The Finishing School by Muriel Spark
This is actually more of a long short story or a novelette than a novel. Unlike the protracted ordeal of Cloud Atlas, I read this book comfortably in an afternoon. It's a lark; but don't pay much, if anything, to read it--it will be done all too quickly. Perhaps it should packaged in a volume together with Spark's better known work of teachers and students, The Prime of Miss Jean Brodie.
Annoyance almost made The Finishing School the winner, but after cooling off, I reconsidered.
Winner: Cloud Atlas
05:19 PM | Permalink
Comments
I loved Cloud Atlas, but I probably would have hated it if I'd had to keep interrupting it (even more, as you point out)--I listened to it on audio, and it confused the hell out of me when the first story just stopped, I was convinced there was an error with my player or the file.
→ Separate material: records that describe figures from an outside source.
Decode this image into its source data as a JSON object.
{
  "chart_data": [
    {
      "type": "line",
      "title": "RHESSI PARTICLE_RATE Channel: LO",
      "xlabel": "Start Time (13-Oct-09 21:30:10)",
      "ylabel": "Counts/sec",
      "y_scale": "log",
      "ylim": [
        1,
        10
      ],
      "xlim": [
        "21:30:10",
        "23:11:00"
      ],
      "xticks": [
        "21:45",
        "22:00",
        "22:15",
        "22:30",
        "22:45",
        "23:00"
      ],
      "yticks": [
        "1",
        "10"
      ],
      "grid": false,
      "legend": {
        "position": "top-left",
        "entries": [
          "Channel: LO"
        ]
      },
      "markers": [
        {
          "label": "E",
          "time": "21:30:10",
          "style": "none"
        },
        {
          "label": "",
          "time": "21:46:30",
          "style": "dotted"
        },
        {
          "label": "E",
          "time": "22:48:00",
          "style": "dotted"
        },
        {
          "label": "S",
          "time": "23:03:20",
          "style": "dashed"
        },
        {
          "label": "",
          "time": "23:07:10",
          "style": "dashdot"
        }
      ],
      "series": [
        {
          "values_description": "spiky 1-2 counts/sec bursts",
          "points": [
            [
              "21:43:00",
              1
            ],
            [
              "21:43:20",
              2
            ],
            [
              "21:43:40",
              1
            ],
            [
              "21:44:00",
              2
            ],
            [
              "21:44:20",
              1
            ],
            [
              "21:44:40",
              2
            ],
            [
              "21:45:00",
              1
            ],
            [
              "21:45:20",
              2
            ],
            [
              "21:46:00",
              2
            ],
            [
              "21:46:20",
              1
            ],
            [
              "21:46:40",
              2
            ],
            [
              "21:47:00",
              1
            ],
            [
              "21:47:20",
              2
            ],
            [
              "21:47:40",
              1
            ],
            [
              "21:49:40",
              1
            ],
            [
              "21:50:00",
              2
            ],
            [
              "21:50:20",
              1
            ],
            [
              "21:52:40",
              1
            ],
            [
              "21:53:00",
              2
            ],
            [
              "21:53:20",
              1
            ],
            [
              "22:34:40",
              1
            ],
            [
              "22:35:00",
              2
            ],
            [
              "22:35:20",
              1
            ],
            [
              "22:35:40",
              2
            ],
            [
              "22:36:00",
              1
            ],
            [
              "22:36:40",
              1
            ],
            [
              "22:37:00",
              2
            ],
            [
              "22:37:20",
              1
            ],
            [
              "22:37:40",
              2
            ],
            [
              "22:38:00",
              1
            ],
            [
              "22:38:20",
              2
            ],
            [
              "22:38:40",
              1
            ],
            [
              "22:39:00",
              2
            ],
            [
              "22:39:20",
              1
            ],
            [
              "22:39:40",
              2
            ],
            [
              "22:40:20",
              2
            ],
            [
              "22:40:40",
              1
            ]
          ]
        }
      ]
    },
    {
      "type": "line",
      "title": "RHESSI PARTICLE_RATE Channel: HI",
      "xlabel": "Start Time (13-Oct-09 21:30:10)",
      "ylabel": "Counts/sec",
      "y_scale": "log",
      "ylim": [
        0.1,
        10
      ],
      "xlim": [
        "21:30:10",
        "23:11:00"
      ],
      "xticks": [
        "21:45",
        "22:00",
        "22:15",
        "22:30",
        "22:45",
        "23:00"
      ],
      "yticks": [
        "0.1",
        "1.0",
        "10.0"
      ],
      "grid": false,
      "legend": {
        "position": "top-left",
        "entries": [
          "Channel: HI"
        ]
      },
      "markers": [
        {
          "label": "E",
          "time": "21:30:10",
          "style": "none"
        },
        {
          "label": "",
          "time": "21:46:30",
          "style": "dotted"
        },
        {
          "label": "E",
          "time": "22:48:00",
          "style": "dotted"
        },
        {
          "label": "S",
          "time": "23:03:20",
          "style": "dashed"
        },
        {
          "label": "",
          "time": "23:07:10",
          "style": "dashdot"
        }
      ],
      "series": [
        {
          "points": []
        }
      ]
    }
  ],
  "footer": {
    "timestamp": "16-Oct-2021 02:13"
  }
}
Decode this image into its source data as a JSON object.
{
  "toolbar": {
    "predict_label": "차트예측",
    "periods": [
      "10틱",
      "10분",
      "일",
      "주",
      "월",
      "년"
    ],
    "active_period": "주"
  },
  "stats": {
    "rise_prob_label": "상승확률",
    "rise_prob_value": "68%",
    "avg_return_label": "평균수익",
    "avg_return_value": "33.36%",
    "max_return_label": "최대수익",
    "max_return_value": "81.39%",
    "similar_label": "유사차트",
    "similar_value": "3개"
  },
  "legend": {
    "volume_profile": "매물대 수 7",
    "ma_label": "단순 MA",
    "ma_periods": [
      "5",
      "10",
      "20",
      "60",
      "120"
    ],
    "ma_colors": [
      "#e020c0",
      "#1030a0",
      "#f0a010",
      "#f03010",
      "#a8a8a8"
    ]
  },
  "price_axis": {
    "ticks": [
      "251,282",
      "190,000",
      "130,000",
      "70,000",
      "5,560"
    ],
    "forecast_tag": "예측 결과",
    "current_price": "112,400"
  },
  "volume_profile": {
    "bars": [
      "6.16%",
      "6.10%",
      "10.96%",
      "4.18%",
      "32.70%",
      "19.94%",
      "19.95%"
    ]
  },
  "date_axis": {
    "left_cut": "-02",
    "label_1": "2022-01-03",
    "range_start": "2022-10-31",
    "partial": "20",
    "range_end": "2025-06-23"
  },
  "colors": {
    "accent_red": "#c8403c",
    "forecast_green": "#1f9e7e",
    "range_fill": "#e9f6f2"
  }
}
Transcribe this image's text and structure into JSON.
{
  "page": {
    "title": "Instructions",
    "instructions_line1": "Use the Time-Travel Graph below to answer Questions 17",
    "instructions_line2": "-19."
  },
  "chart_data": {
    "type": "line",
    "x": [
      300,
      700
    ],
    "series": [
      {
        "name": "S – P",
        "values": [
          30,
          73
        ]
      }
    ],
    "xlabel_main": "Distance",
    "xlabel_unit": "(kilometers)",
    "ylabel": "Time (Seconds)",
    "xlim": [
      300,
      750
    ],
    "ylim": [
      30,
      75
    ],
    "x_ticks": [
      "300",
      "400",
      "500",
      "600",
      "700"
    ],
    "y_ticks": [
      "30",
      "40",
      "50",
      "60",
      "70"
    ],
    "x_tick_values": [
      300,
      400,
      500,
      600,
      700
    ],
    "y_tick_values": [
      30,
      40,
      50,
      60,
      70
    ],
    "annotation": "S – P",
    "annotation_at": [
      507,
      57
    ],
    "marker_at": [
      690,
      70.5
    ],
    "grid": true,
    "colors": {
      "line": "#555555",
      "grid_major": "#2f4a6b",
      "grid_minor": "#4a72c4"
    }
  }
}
And I think I missed some wordplay in the futuristic story by not seeing the words. But the different readers were great--I think I'll have to give it a listen again, soon. His other book, the title escapes me, about the boy growing up during the Falklands war was excellent as well, some genre experimentation there, but not disruptive.
I haven't read The Finishing School--man, it's been ages and ages since I read The Prime of Miss Jean Brodie! That takes me back. I'll have to see if our library has them.